Roseland represents a unique view into life during the latter part of the 1800's. Virtually everything in the house belonged to the Bowens, including furniture, framed pictures, books, rugs, place settings, and silver. Historic New England acquired the property in 1968 when Bowen's granddaughter Constance Holt died. Holt had maintained the house in keeping with her grandfather's wishes.
“Roseland is a special place,” Masciandaro said. “Bowen was a pivotal figure in 19th century history. There is so much tangible evidence here. It's really the story of three generations of Bowens. And it's the story beyond the Bowens, the years leading up to and after the Civil War.”

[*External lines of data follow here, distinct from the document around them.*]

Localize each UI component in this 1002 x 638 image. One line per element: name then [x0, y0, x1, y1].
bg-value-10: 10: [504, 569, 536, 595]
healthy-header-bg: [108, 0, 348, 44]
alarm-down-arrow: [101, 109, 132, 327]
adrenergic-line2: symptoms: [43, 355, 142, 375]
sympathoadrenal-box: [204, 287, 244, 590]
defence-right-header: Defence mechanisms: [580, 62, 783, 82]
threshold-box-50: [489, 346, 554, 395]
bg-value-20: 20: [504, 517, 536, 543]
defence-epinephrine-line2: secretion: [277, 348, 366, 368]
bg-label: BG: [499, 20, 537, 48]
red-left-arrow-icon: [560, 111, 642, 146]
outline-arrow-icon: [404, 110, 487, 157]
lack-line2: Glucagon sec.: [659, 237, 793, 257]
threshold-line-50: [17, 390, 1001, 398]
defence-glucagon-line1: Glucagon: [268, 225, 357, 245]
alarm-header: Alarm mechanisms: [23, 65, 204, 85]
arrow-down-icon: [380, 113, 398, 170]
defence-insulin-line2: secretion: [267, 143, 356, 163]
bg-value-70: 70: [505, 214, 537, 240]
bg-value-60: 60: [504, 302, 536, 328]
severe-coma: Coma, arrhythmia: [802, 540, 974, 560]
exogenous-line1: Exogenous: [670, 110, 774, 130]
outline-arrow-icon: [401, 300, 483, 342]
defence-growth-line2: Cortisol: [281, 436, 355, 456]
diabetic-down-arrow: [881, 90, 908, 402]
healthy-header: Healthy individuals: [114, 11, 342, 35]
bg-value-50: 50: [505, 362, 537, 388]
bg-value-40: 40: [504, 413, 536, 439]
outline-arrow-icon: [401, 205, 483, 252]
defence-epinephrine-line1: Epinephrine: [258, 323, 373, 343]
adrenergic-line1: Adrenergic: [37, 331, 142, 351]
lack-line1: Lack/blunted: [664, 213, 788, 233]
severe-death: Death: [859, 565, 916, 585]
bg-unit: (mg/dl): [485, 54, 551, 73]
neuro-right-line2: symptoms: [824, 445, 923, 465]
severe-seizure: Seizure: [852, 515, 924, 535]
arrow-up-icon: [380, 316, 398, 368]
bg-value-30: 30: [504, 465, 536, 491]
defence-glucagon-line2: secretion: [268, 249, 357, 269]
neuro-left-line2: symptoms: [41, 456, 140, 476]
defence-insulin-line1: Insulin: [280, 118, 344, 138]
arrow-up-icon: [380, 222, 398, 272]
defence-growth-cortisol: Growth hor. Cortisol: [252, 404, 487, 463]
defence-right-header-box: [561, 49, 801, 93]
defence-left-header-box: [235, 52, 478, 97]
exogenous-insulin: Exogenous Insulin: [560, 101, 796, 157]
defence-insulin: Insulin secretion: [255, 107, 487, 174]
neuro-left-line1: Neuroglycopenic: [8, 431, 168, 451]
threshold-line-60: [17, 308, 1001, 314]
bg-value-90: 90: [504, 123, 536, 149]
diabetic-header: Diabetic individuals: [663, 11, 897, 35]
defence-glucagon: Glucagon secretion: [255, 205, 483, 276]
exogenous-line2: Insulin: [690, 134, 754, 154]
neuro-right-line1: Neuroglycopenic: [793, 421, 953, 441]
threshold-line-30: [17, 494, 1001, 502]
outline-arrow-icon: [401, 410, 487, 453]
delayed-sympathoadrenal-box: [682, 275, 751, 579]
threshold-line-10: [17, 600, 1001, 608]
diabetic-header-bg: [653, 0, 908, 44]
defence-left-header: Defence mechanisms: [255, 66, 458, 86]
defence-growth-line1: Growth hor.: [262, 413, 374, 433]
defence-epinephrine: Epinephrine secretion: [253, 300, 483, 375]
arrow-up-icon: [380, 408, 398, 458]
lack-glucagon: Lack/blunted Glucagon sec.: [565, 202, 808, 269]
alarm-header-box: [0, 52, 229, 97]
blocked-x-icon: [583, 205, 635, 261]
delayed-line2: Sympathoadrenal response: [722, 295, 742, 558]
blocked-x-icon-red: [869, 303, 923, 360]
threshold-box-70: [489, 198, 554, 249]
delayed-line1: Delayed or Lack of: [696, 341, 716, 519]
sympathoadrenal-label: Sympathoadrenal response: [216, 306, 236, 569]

From the architecture of the house to a bed frame (trompe l'oeil) to the rug in the dining room (an Anglo-Egyptian pattern) to wall coverings (Lincrusta Walton), Roseland is a visual masterpiece. A gorgeous red oriental follows the stairs from the hallway to the second floor. The Brooklyn Bridge is etched in glass in a hallway light. Blue and white porcelain doorknobs grace the doors in the north and south parlors.
The cottage was extravagant but it represented a moral lesson as well. “The impulse to revive the Gothic style was a religious impulse,” Masciandaro said. It was meant to inspire people who saw it, whether they lived nearby or passed it in their travels. The Bowen family Bible lays untouched on a table in one room. A copy of the pledge Bowen made his sons and daughters sign sits on a bureau in an upstairs bedroom. The pledge to not drink, smoke or attend the opera was a moral code for Bowen, not one of self-discipline. None of his children could adhere to it, and it was the root of much bitterness in Bowen's later life, according to Masciandaro.
“Bowen was a local boy who did well,” Masciandaro said. “He loved Woodstock. He felt there was no better place than New England.” This summer, the celebrations will honor his memory and the contributions the Bowen's made to the Quiet Corner and the nation.